Tawur Kesanga, Sehari sebelum Nyepi, yaitu pada "tilem sasih kesanga" (bulan mati yang ke-9), umat Hindu melaksanakan upacara Bhuta Yadnya di segala tingkatan masyarakat, mulai dari masing-masing keluarga, banjar, desa, kecamatan, dan seterusnya, dengan mengambil salah satu dari jenis-jenis caru menurut kemampuannya. Bhuta Yadnya itu masing-masing bernama Pañca Sata (kecil), Pañca Sanak (sedang), dan Tawur Agung (besar), seperti dalam istilah Hindu disebut Nista, Madya dan Utama. Tawur atau pecaruan sendiri merupakan penyucian/pemarisudha Bhuta Kala, dan segala leteh (kekotoran) diharapkan sirna (somya) semuanya. Caru yang dilaksanakan di rumah masing-masing terdiri dari nasi manca (lima) warna berjumlah 9 tanding/paket beserta lauk pauknya, seperti ayam brumbun (berwarna-warni) disertai tetabuhan arak/tuak. Buta Yadnya ini ditujukan kepada Sang Buta Raja, Buta Kala dan Batara Kala, dengan memohon supaya mereka tidak mengganggu umat. Mecaru diikuti oleh upacara pengerupukan, yaitu menyebar-nyebar nasi tawur, mengobori-obori rumah dan seluruh pekarangan, menyemburi rumah dan pekarangan dengan mesiu, serta memukul benda-benda apa saja (biasanya kentongan) hingga bersuara ramai/gaduh. Tahapan ini dilakukan untuk nyomya Bhuta Kala dari lingkungan rumah, pekarangan, dan lingkungan sekitar. Khusus di Bali, pengrupukan biasanya dimeriahkan dengan pawai ogoh-ogoh yang merupakan perwujudan Bhuta Kala yang diarak keliling lingkungan, dan kemudian dibakar. Tujuannya sama yaitu mengusir/nyomya Bhuta Kala dari lingkungan sekitar.

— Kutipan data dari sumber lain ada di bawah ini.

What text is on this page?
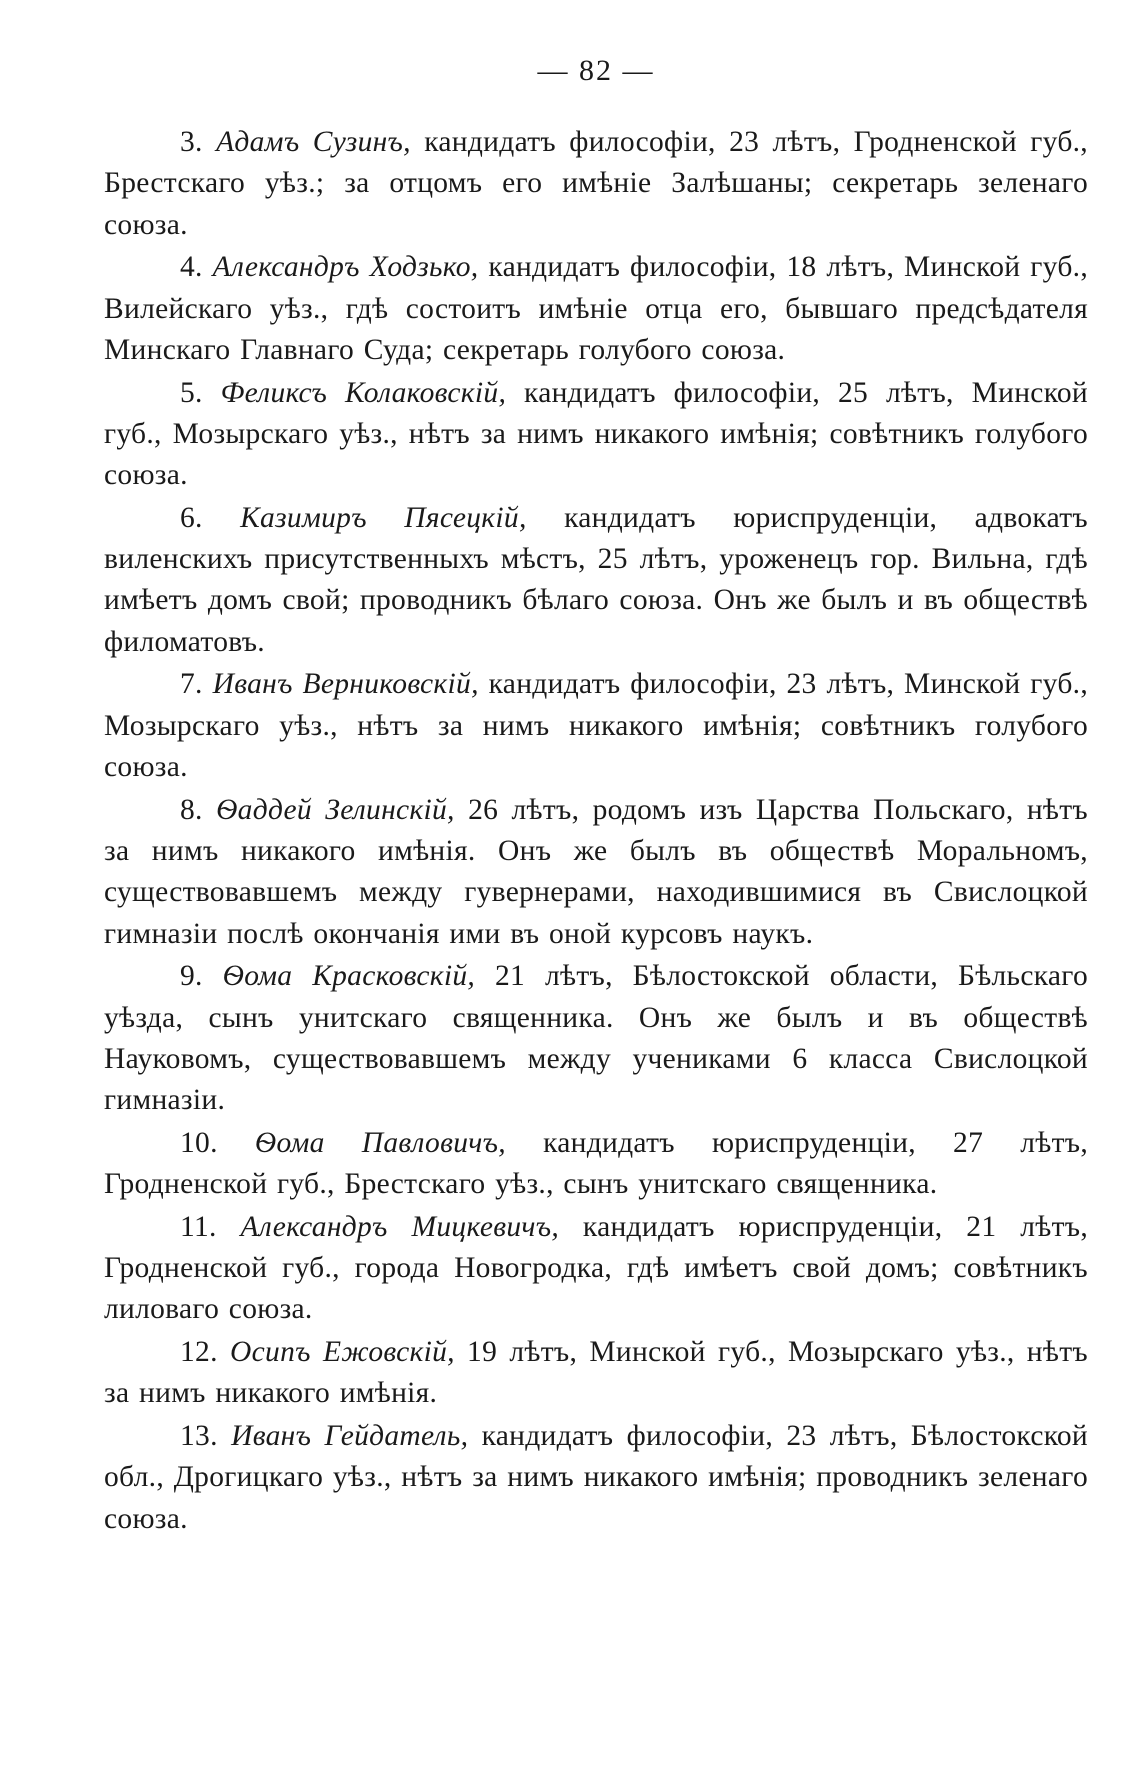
— 82 —

3. Адамъ Сузинъ, кандидатъ философіи, 23 лѣтъ, Гродненской губ., Брестскаго уѣз.; за отцомъ его имѣніе Залѣшаны; секретарь зеленаго союза.

4. Александръ Ходзько, кандидатъ философіи, 18 лѣтъ, Минской губ., Вилейскаго уѣз., гдѣ состоитъ имѣніе отца его, бывшаго предсѣдателя Минскаго Главнаго Суда; секретарь голубого союза.

5. Феликсъ Колаковскій, кандидатъ философіи, 25 лѣтъ, Минской губ., Мозырскаго уѣз., нѣтъ за нимъ никакого имѣнія; совѣтникъ голубого союза.

6. Казимиръ Пясецкій, кандидатъ юриспруденціи, адвокатъ виленскихъ присутственныхъ мѣстъ, 25 лѣтъ, уроженецъ гор. Вильна, гдѣ имѣетъ домъ свой; проводникъ бѣлаго союза. Онъ же былъ и въ обществѣ филоматовъ.

7. Иванъ Верниковскій, кандидатъ философіи, 23 лѣтъ, Минской губ., Мозырскаго уѣз., нѣтъ за нимъ никакого имѣнія; совѣтникъ голубого союза.

8. Ѳаддей Зелинскій, 26 лѣтъ, родомъ изъ Царства Польскаго, нѣтъ за нимъ никакого имѣнія. Онъ же былъ въ обществѣ Моральномъ, существовавшемъ между гувернерами, находившимися въ Свислоцкой гимназіи послѣ окончанія ими въ оной курсовъ наукъ.

9. Ѳома Красковскій, 21 лѣтъ, Бѣлостокской области, Бѣльскаго уѣзда, сынъ унитскаго священника. Онъ же былъ и въ обществѣ Науковомъ, существовавшемъ между учениками 6 класса Свислоцкой гимназіи.

10. Ѳома Павловичъ, кандидатъ юриспруденціи, 27 лѣтъ, Гродненской губ., Брестскаго уѣз., сынъ унитскаго священника.

11. Александръ Мицкевичъ, кандидатъ юриспруденціи, 21 лѣтъ, Гродненской губ., города Новогродка, гдѣ имѣетъ свой домъ; совѣтникъ лиловаго союза.

12. Осипъ Ежовскій, 19 лѣтъ, Минской губ., Мозырскаго уѣз., нѣтъ за нимъ никакого имѣнія.

13. Иванъ Гейдатель, кандидатъ философіи, 23 лѣтъ, Бѣлостокской обл., Дрогицкаго уѣз., нѣтъ за нимъ никакого имѣнія; проводникъ зеленаго союза.
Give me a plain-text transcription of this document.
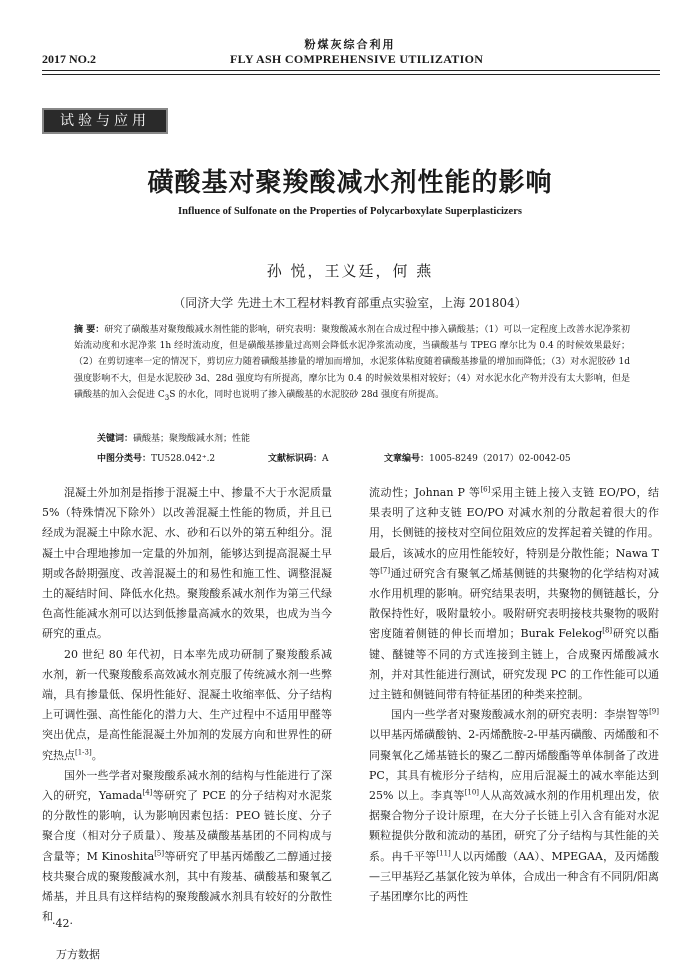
粉煤灰综合利用
2017 NO.2	FLY ASH COMPREHENSIVE UTILIZATION
试验与应用
磺酸基对聚羧酸减水剂性能的影响
Influence of Sulfonate on the Properties of Polycarboxylate Superplasticizers
孙 悦，王义廷，何 燕
（同济大学 先进土木工程材料教育部重点实验室，上海 201804）
摘 要：研究了磺酸基对聚羧酸减水剂性能的影响，研究表明：聚羧酸减水剂在合成过程中掺入磺酸基；（1）可以一定程度上改善水泥净浆初始流动度和水泥净浆 1h 经时流动度，但是磺酸基掺量过高则会降低水泥净浆流动度，当磺酸基与 TPEG 摩尔比为 0.4 的时候效果最好；（2）在剪切速率一定的情况下，剪切应力随着磺酸基掺量的增加而增加，水泥浆体粘度随着磺酸基掺量的增加而降低；（3）对水泥胶砂 1d 强度影响不大，但是水泥胶砂 3d、28d 强度均有所提高，摩尔比为 0.4 的时候效果相对较好；（4）对水泥水化产物并没有太大影响，但是磺酸基的加入会促进 $C_3S$ 的水化，同时也说明了掺入磺酸基的水泥胶砂 28d 强度有所提高。
关键词：磺酸基；聚羧酸减水剂；性能
中图分类号：TU528.042⁺.2	文献标识码：A	文章编号：1005-8249（2017）02-0042-05

混凝土外加剂是指掺于混凝土中、掺量不大于水泥质量 5%（特殊情况下除外）以改善混凝土性能的物质，并且已经成为混凝土中除水泥、水、砂和石以外的第五种组分。混凝土中合理地掺加一定量的外加剂，能够达到提高混凝土早期或各龄期强度、改善混凝土的和易性和施工性、调整混凝土的凝结时间、降低水化热。聚羧酸系减水剂作为第三代绿色高性能减水剂可以达到低掺量高减水的效果，也成为当今研究的重点。

20 世纪 80 年代初，日本率先成功研制了聚羧酸系减水剂，新一代聚羧酸系高效减水剂克服了传统减水剂一些弊端，具有掺量低、保坍性能好、混凝土收缩率低、分子结构上可调性强、高性能化的潜力大、生产过程中不适用甲醛等突出优点，是高性能混凝土外加剂的发展方向和世界性的研究热点[1-3]。

国外一些学者对聚羧酸系减水剂的结构与性能进行了深入的研究，Yamada[4]等研究了 PCE 的分子结构对水泥浆的分散性的影响，认为影响因素包括：PEO 链长度、分子聚合度（相对分子质量）、羧基及磺酸基基团的不同构成与含量等；M Kinoshita[5]等研究了甲基丙烯酸乙二醇通过接枝共聚合成的聚羧酸减水剂，其中有羧基、磺酸基和聚氧乙烯基，并且具有这样结构的聚羧酸减水剂具有较好的分散性和

流动性；Johnan P 等[6]采用主链上接入支链 EO/PO，结果表明了这种支链 EO/PO 对减水剂的分散起着很大的作用，长侧链的接枝对空间位阻效应的发挥起着关键的作用。最后，该减水的应用性能较好，特别是分散性能；Nawa T 等[7]通过研究含有聚氧乙烯基侧链的共聚物的化学结构对减水作用机理的影响。研究结果表明，共聚物的侧链越长，分散保持性好，吸附量较小。吸附研究表明接枝共聚物的吸附密度随着侧链的伸长而增加；Burak Felekog[8]研究以酯键、醚键等不同的方式连接到主链上，合成聚丙烯酸减水剂，并对其性能进行测试，研究发现 PC 的工作性能可以通过主链和侧链间带有特征基团的种类来控制。

国内一些学者对聚羧酸减水剂的研究表明：李崇智等[9]以甲基丙烯磺酸钠、2-丙烯酰胺-2-甲基丙磺酸、丙烯酸和不同聚氧化乙烯基链长的聚乙二醇丙烯酸酯等单体制备了改进 PC，其具有梳形分子结构，应用后混凝土的减水率能达到 25% 以上。李真等[10]人从高效减水剂的作用机理出发，依据聚合物分子设计原理，在大分子长链上引入含有能对水泥颗粒提供分散和流动的基团，研究了分子结构与其性能的关系。冉千平等[11]人以丙烯酸（AA）、MPEGAA，及丙烯酸—三甲基羟乙基氯化铵为单体，合成出一种含有不同阴/阳离子基团摩尔比的两性

·42·
万方数据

Puncak acara Nyepi/Sipeng Keesokan harinya, yaitu pada "pinanggal pisan", sasih Kedasa (tanggal 1, bulan ke-10), tibalah Hari Raya Nyepi sesungguhnya. Pada hari ini suasana seperti mati. Tidak ada kesibukan aktivitas seperti biasa. Pada hari ini umat Hindu melaksanakan "Catur Brata" Penyepian yang terdiri dari Amati Geni (tiada berapi-api/tidak menggunakan dan atau menghidupkan api), Amati Karya (tidak bekerja), Amati Lelungan (tidak bepergian), dan Amati Lelanguan (tidak mendengarkan/menonton hiburan/menghibur diri). Serta bagi yang mampu juga melaksanakan tapa, brata, yoga, dan semadhi.
Demikianlah untuk masa baru, benar-benar dimulai dengan suatu halaman baru yang putih bersih. Untuk memulai hidup dalam tahun baru Caka pun, dasar ini dipergunakan, sehingga semua yang kita lakukan berawal dari tidak ada, suci dan bersih. Tiap orang berilmu (sang wruhing tattwa jñana) melaksanakan Brata (pengekangan hawa nafsu), Yoga (menghubungkan jiwa dengan paramatma (Tuhan), tapa (latihan ketahanan menderita), dan Samadi (manunggal kepada Tuhan, yang tujuan akhirnya adalah kesucian lahir batin). Semua itu menjadi keharusan bagi umat Hindu agar memiliki kesiapan batin untuk menghadapi setiap tantangan kehidupan pada tahun yang baru.
Pada saat Nyepi, manusia pun dituntut beristirahat dari berbagai aktivitas keseharian, termasuk tidak mencemari bumi dan alam sekitarnya dengan aneka polusi, seperti yang telah diakui Konferensi Perserikatan Bangsa-Bangsa (PBB) tentang Perubahan Iklim (UNFCCC) di Nusa Dua, Bali, pada tahun 2007.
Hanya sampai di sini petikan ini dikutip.